Data in PDF format is a kick in the face for people looking for CSV files. There might be ways to get the data out from PDFs, but it’s still a pain when you have more than a handful of files….
Useable data format is the most important, and if there’s just one thing you change, make it this.
(Raw data is fine too)
It’s rare to find raw government data, so it’s like striking gold when it actually happens. I realize you run into issues with data privacy, quality, missing data, etc. For these data sources, I appreciate the estimates with standard errors. However, the less aggregated (the more raw) you can provide, the better.
CSV for that too, please.
Never mind the fancy sharing tools
Not all government data is wedged into PDF files, and some of it is accessible via export tools that let you subset and layout your data exactly how you want it. The problem is that in an effort to please everyone, you end up with a tool shown on the left….
Tell people where to get the data
Get the things above done, and your government data site is exponentially better than it was before, but let’s keep going.
The navigation process to get to a dataset is incredibly convoluted, which makes it hard to find data and difficult to return to it….
Show visual previews
I’m all for visualization integrated with the data search tools. It always sucks when I spend time formatting data only to find that it wasn’t worth my time. Census Reporter is a fine example of how this might work.

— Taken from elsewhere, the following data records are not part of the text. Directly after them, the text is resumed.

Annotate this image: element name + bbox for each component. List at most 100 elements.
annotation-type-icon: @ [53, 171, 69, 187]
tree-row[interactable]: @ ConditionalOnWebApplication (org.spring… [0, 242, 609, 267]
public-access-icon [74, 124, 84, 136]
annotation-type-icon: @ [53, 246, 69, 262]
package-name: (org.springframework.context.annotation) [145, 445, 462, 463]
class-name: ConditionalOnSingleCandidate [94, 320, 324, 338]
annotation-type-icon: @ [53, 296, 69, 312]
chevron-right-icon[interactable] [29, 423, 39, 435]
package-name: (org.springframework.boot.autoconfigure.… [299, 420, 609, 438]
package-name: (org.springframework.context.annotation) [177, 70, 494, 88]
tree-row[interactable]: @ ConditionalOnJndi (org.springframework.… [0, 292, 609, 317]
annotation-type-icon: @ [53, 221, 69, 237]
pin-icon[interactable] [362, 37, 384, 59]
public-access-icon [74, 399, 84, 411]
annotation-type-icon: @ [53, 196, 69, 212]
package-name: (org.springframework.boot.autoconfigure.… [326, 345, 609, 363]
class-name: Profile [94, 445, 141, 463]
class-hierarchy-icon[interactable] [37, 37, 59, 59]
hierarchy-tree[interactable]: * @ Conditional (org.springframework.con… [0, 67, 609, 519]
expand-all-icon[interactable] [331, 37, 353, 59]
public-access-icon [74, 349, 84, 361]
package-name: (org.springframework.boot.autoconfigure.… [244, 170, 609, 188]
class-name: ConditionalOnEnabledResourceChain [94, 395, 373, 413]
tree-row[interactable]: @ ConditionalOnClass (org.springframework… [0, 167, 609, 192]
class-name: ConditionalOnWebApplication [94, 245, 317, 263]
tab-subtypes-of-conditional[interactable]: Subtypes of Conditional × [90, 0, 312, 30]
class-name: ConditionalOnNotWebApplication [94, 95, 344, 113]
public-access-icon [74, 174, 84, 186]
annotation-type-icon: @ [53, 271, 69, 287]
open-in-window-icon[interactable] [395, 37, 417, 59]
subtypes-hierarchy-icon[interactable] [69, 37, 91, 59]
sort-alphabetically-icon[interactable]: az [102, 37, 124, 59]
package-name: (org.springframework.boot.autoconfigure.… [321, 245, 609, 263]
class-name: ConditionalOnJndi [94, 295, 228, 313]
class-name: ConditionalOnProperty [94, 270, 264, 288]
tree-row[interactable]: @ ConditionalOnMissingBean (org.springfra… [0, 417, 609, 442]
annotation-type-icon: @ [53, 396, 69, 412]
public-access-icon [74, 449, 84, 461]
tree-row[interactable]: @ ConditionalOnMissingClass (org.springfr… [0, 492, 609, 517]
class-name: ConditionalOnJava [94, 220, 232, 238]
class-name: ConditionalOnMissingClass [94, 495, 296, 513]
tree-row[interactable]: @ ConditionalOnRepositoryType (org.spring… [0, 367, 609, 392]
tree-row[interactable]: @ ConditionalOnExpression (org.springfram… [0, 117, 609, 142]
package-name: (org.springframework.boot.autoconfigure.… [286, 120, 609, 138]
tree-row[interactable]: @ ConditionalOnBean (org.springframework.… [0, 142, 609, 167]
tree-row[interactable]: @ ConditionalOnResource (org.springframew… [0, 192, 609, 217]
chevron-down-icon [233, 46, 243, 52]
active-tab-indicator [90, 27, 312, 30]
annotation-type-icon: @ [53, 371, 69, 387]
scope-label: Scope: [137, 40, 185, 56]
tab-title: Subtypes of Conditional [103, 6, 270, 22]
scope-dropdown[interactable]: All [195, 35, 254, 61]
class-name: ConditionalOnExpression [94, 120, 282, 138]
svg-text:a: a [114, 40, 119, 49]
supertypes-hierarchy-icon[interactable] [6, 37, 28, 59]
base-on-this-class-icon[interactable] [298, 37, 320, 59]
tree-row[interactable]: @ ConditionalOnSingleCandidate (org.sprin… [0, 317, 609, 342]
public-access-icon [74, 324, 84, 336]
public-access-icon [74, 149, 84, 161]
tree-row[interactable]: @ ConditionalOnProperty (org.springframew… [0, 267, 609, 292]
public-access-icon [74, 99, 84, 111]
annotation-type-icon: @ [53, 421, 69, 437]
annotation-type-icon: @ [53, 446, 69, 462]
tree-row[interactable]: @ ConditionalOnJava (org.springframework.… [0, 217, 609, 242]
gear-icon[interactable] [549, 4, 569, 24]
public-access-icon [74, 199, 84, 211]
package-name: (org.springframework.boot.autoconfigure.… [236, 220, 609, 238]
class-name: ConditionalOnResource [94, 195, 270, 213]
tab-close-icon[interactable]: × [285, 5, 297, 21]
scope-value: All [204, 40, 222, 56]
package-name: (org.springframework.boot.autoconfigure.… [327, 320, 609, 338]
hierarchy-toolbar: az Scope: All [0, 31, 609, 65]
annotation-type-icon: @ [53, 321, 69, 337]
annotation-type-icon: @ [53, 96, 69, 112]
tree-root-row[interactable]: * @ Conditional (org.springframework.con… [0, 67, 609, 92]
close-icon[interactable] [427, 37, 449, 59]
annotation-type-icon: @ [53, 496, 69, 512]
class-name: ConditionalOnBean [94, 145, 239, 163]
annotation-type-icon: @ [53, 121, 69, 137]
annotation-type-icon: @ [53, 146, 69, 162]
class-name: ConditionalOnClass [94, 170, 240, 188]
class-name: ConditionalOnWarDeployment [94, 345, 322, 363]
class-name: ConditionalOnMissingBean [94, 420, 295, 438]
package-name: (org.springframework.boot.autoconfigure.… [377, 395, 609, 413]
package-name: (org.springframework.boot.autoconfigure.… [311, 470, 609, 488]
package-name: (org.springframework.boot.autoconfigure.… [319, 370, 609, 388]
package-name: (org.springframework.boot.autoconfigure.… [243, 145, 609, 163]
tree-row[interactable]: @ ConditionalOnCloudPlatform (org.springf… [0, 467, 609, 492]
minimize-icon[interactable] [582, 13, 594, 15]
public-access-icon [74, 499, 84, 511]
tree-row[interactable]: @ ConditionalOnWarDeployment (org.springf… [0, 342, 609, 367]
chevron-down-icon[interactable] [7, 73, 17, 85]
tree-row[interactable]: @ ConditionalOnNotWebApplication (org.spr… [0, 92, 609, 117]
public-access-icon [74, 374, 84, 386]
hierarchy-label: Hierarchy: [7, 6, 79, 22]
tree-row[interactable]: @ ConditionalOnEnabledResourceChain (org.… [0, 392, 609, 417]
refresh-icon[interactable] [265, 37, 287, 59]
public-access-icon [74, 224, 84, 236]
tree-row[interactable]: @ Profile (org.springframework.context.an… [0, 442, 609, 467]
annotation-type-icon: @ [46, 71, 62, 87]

That said, visual tools plus an upgrade to the previously mentioned things is a big undertaking, especially if you’re going to do it right. So I’m perfectly fine if you skip this step to focus your resources on data that’s easier to use and download. Leave the visualizing and analysis to us.
Decide what’s important, archive the rest
So much cruft. So many old documents. Broken links. Create an archive and highlight what people come to your site for.
Wrapping up
There’s plenty more stuff to update, especially once you start to work with the details, but this should be a good place to start. It’s a lot easier to point out what you can do to improve government data sharing than it is to actually do it of course. There are so many people, policies, and oh yes, politics, that it can be hard to change.”